It's eight o'clock on a Saturday morning, I was up all night doing taxes, and I've had only four hours of sleep when my wife, having decided this would be a good time to torture me, wakes me with an angry accusation: "You didn't do the dishes!"

I put a pillow over my head.

"You said you were going to do them!"

"I'm trying to sleep, Mia."

Mia doesn't care. "How come I have to do all the work around here?"

I hold the pillow tighter. "Can't this wait?"

"No."

Now I'm angry.

The woman I love, the woman who's such a good mother to our son, Noah, the woman who picks up my dirty socks and accommodates my almost daily craving for Chinese food, is out to get me. And there's no way I'm going to let her. If I apologize, I'll feel weak. If I say I'll do the dishes, I'll feel as though I'm agreeing to be her servant.

Yet even as my anger builds, somewhere in the back of my mind I know that the real problem isn't a bunch of dirty plates.
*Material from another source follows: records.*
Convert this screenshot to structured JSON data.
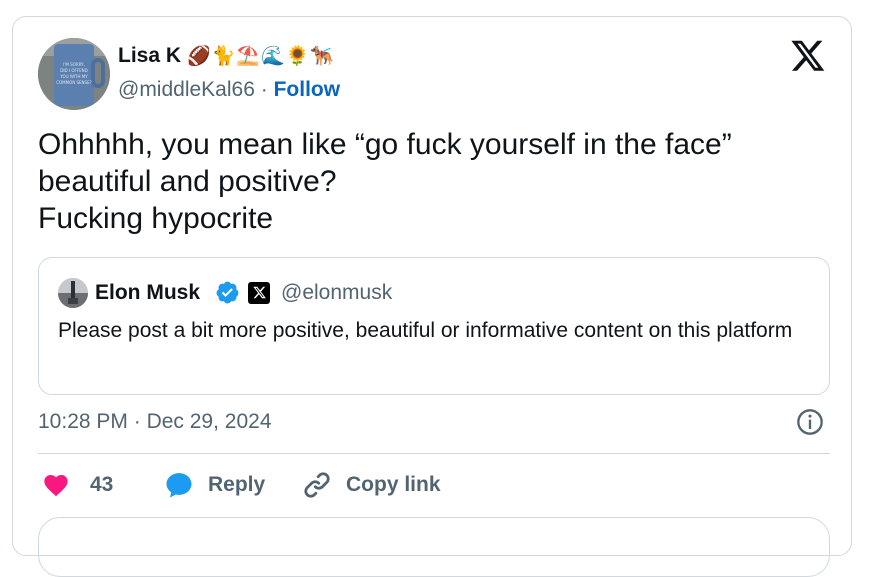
{
  "tweet": {
    "author": {
      "name": "Lisa K",
      "emoji": "🏈🐈⛱️🌊🌻🐕‍🦺",
      "handle": "@middleKal66",
      "separator": "·",
      "follow_label": "Follow",
      "avatar_text": "I'M SORRY, DID I OFFEND YOU WITH MY COMMON SENSE?"
    },
    "text_lines": [
      "Ohhhhh, you mean like “go fuck yourself in the face”",
      "beautiful and positive?",
      "Fucking hypocrite"
    ],
    "quoted": {
      "name": "Elon Musk",
      "handle": "@elonmusk",
      "text": "Please post a bit more positive, beautiful or informative content on this platform"
    },
    "time": "10:28 PM",
    "date_separator": "·",
    "date": "Dec 29, 2024",
    "actions": {
      "likes": "43",
      "reply_label": "Reply",
      "copy_link_label": "Copy link"
    }
  },
  "colors": {
    "text": "#0f1419",
    "muted": "#536471",
    "link": "#0a66c2",
    "heart": "#f91880",
    "reply": "#1d9bf0",
    "verified": "#1d9bf0",
    "border": "#cfd9de"
  },
  "icons": [
    "x-logo-icon",
    "verified-badge-icon",
    "x-badge-icon",
    "info-icon",
    "heart-icon",
    "reply-bubble-icon",
    "link-icon"
  ]
}
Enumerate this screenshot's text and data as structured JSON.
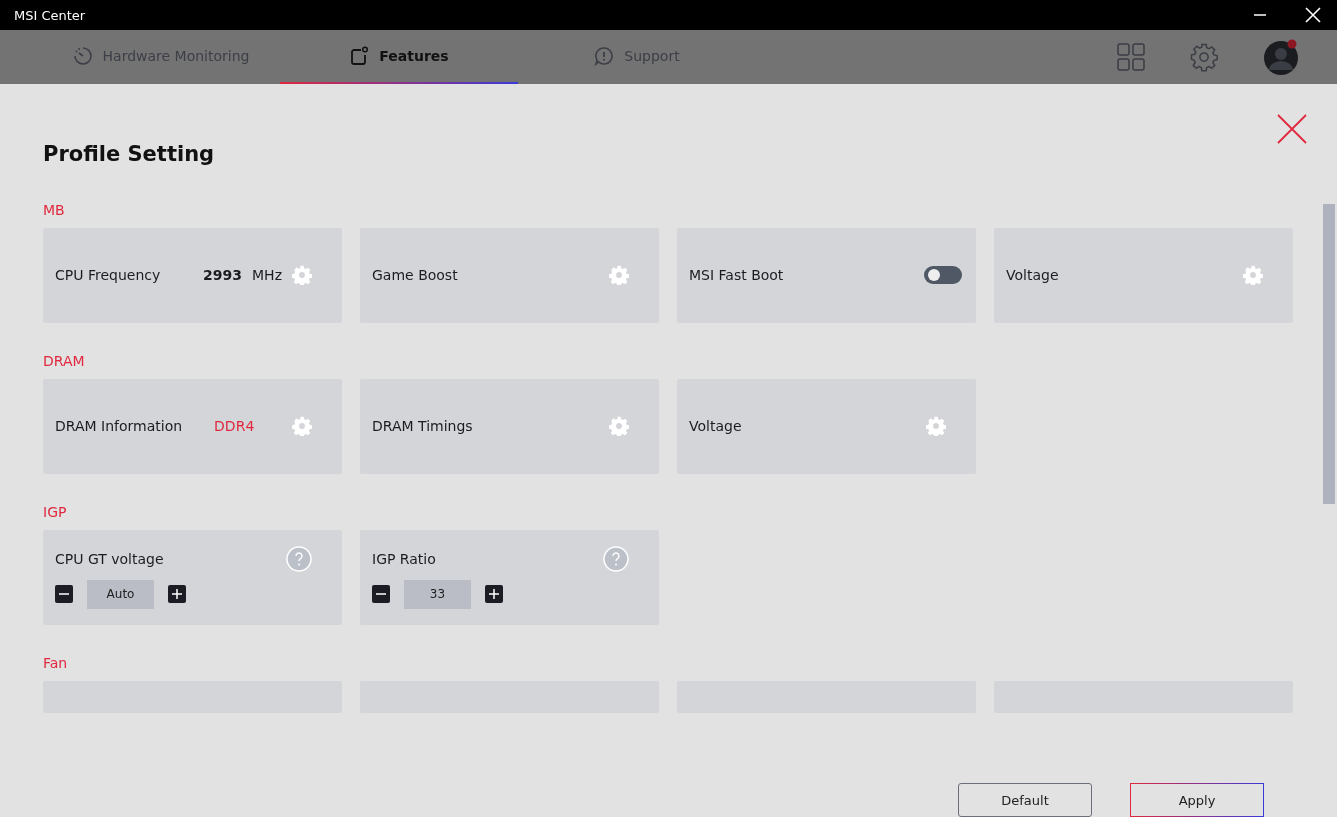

It's how we're treating each other. I'm right. You're wrong. And I'm going to argue until you admit it. We've started behaving like adversaries. And the longer we fight, the more defensive we'll get and the more we'll lash out—until a spat about dishes turns into a heated referendum about which one of us deserves to live.

On its own, the small stuff is just that—small. But if you're not careful, it can turn into a big problem that tears at the fabric of your relationships. I know this because I've spent the past 15 years researching the role of emotions in conflict situations, and because I've had lots of experience as a consultant to disputing political leaders. Unfortunately, all my knowledge doesn't make me any less human. Like every husband on earth, I fight with my wife.

Luckily, my work has given me insight into dealing—constructively—with fights. The key insight is that solving the big problem first prevents the small problems from snowballing. Though that may sound backward—and impossible to pull off in the heat of battle—it's not. Here's how it works.

As Mia and I exchange insults, friendly conversation seems miles away. But before I criticize her for attacking me, I focus on a sign in my mind that reads turn an adversary into a partner. This is important because it will change the way I'm acting toward Mia. As her adversary, I want to defeat her. As her partner, I want to listen to her—really listen. The trouble is, it's hard to listen when all the circuits in my brain are telling me, "She's wrong! I'm right!" I need to regain my emotional balance, but I can't do that while Mia's giving me the evil eye. So I fall back on a plan I've made in advance.